A projectile is fired from a height of 80 M above sea level, horizontally with a speed of 360 M / S, calculate: The time it takes for the projectile to reach the water. The Horizontal scope. The height that remains to descend after 2 seconds of being launched.

Answer 1

(a) The projectile takes approximately 4.420 seconds to reach the water, (b) The horizontal scope of the projectile is 1591.2 meters, (c) The remaining height to descend after 2 seconds of being launched is 63.624 meters.

Step-by-step explanation:

The projectile experiments a parabolic motion, where horizontal speed remains constant and accelerates vertically due to the gravity effect. Let consider that drag can be neglected, so that kinematic equation are described below:

`x = x_(o)+v_(o,x) \cdot t`

`y = y_(o) + v_(o,y)\cdot t +(1)/(2)\cdot g \cdot t^(2)`

Where:

`x_(o)`,
`y_(o)` - Initial horizontal and vertical position of the projectile, measured in meters.

`v_(o,x)`,
`v_(o,y)` - Initial horizontal and vertical speed of the projectile, measured in meters per second.

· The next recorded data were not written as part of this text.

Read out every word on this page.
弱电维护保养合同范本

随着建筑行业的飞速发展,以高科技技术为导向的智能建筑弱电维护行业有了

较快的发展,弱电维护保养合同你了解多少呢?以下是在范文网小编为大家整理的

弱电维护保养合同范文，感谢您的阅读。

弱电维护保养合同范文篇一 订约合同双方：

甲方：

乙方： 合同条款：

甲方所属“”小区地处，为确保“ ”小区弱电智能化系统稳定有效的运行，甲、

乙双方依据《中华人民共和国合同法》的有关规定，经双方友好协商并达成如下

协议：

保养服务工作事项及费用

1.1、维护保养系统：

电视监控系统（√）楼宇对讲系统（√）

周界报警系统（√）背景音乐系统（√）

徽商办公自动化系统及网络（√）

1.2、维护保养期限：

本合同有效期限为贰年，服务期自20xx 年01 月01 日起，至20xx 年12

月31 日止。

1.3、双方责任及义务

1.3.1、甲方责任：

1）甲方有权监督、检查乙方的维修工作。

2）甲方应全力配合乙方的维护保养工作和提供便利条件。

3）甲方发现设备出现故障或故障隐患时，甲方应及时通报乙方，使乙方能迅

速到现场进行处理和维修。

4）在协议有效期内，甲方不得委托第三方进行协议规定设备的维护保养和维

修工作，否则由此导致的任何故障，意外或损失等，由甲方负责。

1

`t` - Time, measured in seconds.

`g` - Gravitational acceleration, measured in meters per square second.

`x`,
`y` - Current horizontal and vertical position of the projectile, measured in meters.

Given that
`x_(o) = 0\,m`,
`y_(o) = 80\,m`,
`v_(o,x) = 360\,(m)/(s)`,
`v_(o,y) = 0\,(m)/(s)` and
`g = -9.807\,(m)/(s^(2))`, the kinematic equations are, respectively:

`x = 360\cdot t`

`y = 80-4.094\cdot t^(2)`

(a) If
`y = 0\,m`, the time taken for the projectile to reach the water is:

`80 - 4.094\cdot t^(2) = 0`

`t = \sqrt{(80)/(4.094) }\,s`

`t \approx 4.420\,s`

The projectile takes approximately 4.420 seconds to reach the water.

(b) The horizontal scope is the horizontal distance done by the projectile before reaching the water. If
`t \approx 4.420\,s`, the horizontal scope of the projectile is:

`x = 360\cdot (4.420)`

`x = 1591.2\,m`

The horizontal scope of the projectile is 1591.2 meters.

(c) If
`t = 2\,s`, the height that remains to descend is:

`y = 80-4.094\cdot (2)^(2)`

`y = 63.624\,m`

The remaining height to descend after 2 seconds of being launched is 63.624 meters.